Pozdrawiam wszystkich serdecznie i liczę na rzetelną pomoc ;)
Mateusz

ata
19-08-2012, 18:06
W opisie brakuje magicznego słowa: "bezwypadkowe"
Ja bym auta nie skreślał tylko z tego powodu, ale trzeba dokładnie sprawdzić jaki był zakres uszkodzeń i sposób naprawy. Czyli potrzebujesz kogoś kto zna się na samochodach więcej niż "trochę", i możliwości sprawdzenia pojazdu w serwisie. A z tym może być różnie, bo sprzedaje pracownik serwisu i nie wiesz który warsztat tam jest dla niego "znajomy".

lukq
19-08-2012, 18:15
Wiec tak jeśli to naprawdę auto pracownika to jeszcze ok. Nie jest nigdzie napisane, że bezwypadkowe więc pewnie miało jakąś mała przygodę.
Ogólnie jeśli chodzi o auta z Gdańskich komisów to można powiedzieć, że to jak w Gnieźnie 90% bitych i składanych. Tak jak w Chojnicach.
Cena dość atrakcyjna jak na ten rok no i przebieg. Jak będziesz dzwonić to wypytaj się o wszystko. Poleciłbym Ci zlecenie przeglądu w ASO na telefon i żeby podali Ci wszystko w Mailu, albo telefonicznie. Niestety jest to pracownik i wiesz jak to może być. Trzeba jechać jeśli po rozmowie będzie ok.

matti12321
19-08-2012, 20:47
Dzięki za odpowiedzi. Co do stwierdzenia o znajomości kuzyna to trochę niefortunnie to "trochę" tam wpadło. Brat (cioteczny=kuzyn;)) się zna dobrze - sam ma serwis samochodowy (dokładniej jego ojciec, a kuzyn tam tylko pracuje), a kilka lat temu miał komis samochodowy, więc raczej kłopotu ze "specjalistą" nie będzie. Za tą nieścisłość przepraszam, ale nie chciałem początkowo przedłużać wypowiedzi. Z kolei co do lukq-a to jest to ASO, a nie zwykły komis ;).
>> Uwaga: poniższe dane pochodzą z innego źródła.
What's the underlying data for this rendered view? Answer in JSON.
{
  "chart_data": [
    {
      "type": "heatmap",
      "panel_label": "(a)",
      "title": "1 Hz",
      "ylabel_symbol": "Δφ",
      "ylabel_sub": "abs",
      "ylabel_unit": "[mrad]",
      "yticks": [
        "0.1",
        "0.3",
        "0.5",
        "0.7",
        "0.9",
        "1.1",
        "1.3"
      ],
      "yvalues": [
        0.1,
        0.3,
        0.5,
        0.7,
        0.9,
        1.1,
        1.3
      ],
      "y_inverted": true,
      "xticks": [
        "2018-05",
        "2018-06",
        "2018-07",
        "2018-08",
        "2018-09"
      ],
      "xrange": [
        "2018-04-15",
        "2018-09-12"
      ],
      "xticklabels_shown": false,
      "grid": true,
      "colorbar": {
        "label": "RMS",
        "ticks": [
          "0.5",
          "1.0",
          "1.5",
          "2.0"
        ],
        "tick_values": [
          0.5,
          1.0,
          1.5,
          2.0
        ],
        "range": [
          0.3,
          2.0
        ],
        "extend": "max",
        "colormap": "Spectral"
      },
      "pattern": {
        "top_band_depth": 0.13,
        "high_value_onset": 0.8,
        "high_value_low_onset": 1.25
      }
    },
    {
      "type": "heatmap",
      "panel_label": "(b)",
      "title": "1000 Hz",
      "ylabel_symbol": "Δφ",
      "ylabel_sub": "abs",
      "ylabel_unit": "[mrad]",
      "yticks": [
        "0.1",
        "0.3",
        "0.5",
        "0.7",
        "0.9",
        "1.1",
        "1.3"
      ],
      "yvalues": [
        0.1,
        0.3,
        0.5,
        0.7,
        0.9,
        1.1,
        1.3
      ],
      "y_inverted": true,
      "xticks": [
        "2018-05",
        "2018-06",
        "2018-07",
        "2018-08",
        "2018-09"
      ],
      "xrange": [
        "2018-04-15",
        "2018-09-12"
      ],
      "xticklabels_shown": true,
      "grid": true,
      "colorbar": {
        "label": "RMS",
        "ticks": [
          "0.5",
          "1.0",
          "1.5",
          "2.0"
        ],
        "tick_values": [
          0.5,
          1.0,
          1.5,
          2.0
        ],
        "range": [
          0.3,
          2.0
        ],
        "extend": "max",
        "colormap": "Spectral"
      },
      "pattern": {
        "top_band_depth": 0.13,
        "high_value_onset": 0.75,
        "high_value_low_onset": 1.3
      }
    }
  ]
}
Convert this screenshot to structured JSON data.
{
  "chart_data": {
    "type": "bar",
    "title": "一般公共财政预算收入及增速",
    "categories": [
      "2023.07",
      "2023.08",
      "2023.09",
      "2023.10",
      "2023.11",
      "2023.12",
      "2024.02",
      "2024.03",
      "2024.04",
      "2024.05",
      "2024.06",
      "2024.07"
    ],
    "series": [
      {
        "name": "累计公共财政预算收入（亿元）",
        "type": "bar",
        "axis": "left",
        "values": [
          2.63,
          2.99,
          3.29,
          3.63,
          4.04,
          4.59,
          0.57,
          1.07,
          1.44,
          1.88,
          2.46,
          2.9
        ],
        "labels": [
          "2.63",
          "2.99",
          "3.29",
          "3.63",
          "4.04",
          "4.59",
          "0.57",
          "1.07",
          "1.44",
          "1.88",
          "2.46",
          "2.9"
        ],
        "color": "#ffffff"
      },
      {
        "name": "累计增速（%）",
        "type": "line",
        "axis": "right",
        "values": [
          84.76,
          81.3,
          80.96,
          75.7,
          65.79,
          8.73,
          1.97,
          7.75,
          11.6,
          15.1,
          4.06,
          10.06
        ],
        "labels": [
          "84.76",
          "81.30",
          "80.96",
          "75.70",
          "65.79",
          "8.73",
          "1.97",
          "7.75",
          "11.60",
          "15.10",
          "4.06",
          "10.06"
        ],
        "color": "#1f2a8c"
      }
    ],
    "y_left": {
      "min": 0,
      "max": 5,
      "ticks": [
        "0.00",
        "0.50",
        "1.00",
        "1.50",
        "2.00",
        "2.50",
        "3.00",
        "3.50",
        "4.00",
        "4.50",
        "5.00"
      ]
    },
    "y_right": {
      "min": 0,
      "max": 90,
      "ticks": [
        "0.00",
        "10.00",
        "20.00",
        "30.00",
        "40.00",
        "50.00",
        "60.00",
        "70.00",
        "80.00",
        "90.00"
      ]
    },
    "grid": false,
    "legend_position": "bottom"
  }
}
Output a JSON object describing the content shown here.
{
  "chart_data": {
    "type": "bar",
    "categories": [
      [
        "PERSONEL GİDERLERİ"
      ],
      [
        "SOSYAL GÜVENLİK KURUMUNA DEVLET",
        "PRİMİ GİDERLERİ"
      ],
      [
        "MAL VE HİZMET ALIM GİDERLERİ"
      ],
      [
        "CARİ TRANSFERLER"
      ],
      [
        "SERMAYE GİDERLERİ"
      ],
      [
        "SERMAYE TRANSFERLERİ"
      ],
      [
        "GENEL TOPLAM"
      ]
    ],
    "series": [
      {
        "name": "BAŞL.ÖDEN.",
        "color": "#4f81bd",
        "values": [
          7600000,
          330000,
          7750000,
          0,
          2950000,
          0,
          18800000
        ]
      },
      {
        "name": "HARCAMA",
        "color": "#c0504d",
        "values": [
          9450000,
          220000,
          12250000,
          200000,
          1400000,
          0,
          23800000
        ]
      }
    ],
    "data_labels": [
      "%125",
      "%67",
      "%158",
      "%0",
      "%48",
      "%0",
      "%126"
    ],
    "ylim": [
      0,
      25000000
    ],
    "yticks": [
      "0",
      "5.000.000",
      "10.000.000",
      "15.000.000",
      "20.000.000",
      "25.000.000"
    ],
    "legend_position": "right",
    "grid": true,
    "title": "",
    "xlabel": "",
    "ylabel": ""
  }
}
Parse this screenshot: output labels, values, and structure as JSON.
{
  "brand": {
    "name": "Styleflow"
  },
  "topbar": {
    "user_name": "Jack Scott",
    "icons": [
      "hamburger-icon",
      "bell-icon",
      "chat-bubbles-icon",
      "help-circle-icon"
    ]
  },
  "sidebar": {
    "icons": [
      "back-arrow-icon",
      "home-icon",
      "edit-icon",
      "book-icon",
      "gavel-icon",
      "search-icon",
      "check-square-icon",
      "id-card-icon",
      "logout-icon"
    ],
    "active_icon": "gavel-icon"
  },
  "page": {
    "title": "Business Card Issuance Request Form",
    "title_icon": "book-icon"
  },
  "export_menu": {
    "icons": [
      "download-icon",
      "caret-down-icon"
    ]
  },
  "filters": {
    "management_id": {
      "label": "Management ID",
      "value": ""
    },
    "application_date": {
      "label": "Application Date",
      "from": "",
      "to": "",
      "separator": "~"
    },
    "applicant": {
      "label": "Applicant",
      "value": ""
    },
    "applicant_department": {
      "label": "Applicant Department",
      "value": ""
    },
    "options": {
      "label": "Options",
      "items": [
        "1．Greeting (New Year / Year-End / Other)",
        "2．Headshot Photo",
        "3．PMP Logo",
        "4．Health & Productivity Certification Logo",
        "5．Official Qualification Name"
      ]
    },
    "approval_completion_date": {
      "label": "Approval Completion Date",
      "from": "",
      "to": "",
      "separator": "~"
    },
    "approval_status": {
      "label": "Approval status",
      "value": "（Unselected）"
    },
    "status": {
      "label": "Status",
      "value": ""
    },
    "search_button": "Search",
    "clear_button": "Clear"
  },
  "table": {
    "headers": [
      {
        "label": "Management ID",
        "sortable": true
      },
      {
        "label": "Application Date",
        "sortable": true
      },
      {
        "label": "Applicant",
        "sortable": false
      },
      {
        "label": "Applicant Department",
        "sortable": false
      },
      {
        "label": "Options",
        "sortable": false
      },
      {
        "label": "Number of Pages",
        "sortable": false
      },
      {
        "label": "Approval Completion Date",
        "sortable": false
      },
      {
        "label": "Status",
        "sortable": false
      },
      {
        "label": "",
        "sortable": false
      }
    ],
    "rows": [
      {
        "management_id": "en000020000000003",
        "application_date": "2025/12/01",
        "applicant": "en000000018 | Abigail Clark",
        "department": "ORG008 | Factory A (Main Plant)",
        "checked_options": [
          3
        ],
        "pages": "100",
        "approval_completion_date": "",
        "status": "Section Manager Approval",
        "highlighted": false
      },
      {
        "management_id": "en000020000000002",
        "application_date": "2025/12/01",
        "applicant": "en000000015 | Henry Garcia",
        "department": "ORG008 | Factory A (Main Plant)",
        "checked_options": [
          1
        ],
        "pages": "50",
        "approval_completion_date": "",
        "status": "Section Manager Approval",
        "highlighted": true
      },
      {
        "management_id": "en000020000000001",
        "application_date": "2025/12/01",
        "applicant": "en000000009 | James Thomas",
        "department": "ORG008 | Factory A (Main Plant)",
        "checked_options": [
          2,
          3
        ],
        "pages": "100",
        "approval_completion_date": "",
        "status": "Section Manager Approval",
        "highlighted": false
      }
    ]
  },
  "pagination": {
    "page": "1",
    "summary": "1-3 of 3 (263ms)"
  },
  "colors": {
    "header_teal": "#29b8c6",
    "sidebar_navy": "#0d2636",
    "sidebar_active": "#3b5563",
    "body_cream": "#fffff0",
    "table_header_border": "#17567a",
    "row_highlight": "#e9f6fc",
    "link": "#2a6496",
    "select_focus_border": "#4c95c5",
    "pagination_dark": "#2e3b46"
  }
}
A Gdynia nie lubi się chyba z Gdańskiem, nie? :D A teraz już na poważnie: czyli jak będę do nich dzwonić mam się spytać o bezwypadkowość i jeśli przygoda była to pytać o skalę tego nieszczęścia. Przypatrując się zdjęciom lewego boku mam wrażenie, że przednie drzwi są delikatnie wyżej niż tylne na ich łączeniu. Z prawej jest idealnie, a więc jeśli coś tam było to zapewne był to lewy bok. Poza tym mam poprosić o przegląd, ale wiadomo, że może być problem z jego rzetelnością. Myślę, że jeśli nie było to nic poważnego, a ustąpią do tych 32-33 tys. to chyba go wezmę. Z bratem już ustaliłem przez telefon, żeby sobotę miał wolną w razie czego... Chciałbym się jeszcze zapytać o to, czy moglibyście mi jeszcze jakieś oferty polecić, jeśli komuś się zechce popatrzeć. Swoją drogą ja znalazłem jeszcze to:
Oferta - Fiat Bravo - Auto kupione w salonie, bezwypadkowe, użytkowane przez kobietę. Stan techniczny i wizualny bardzo dobry. Bardzo dynamiczny samochód, (http://otomoto.pl/fiat-bravo-sport-1-4t-jet150-C25535713.html) - Ogolnie super, a nawet aż za bardzo - climatronic, T-Jet 150, ale jest cholernie drogi, i to 2007 rok !... Trochę ZA DROGI :(
Oferta - Fiat Bravo - Witam, sprzedam prześlicznego FIATA BRAVO w wersji T - JET SPORT wyposażonego w ekonomiczny i bardzo dynamiczny silnik benzynowy o p (http://otomoto.pl/fiat-bravo-na-gwarancji-t-jet-sport-C25327343.html) - ten też fajny - czarny, T-jet 150 i climatronic również jest - rok młodszy - 2008. Cena - lepiej niż w tym srebrnym, ale też trochę dużo.
A wracając do tego Gdańskiego - przypomniałem sobie, że samochód ma jeszcze gwarancję(2010 produkcja, gw. 3 lata =>2013). Teoretycznie nie napisali, z którego miesiąca on jest ale tak czy tak jeszcze kilka miesięcy będzie... Ale czy to coś zmieni?
Jeśli w liście spraw, o które pytać w rozmowie telefonicznej o czymś zapomniałem to proszę, abyście pisali. Jak zadzwonię, to się odezwę, co i jak.
Pozdrawiam.

lukq
19-08-2012, 23:41
Gdynia z Gdańskiem piłkarsko tak. Pisze to co Wiem i co krąży 3mieście wśród znajomych różnych marek i for. Do rzeczy możesz z nim pojechać na obwodnicę,dokładnie na szadółki (dzielnica). Jest tam serwis fiata innego właściciela niż ten do którego Ty jedziesz,konkurencja. Mają tam też auta używane. Będziesz go zresztą mijał po lewej stronie jadąc obwodnica od strony pruszcza gdańskiego.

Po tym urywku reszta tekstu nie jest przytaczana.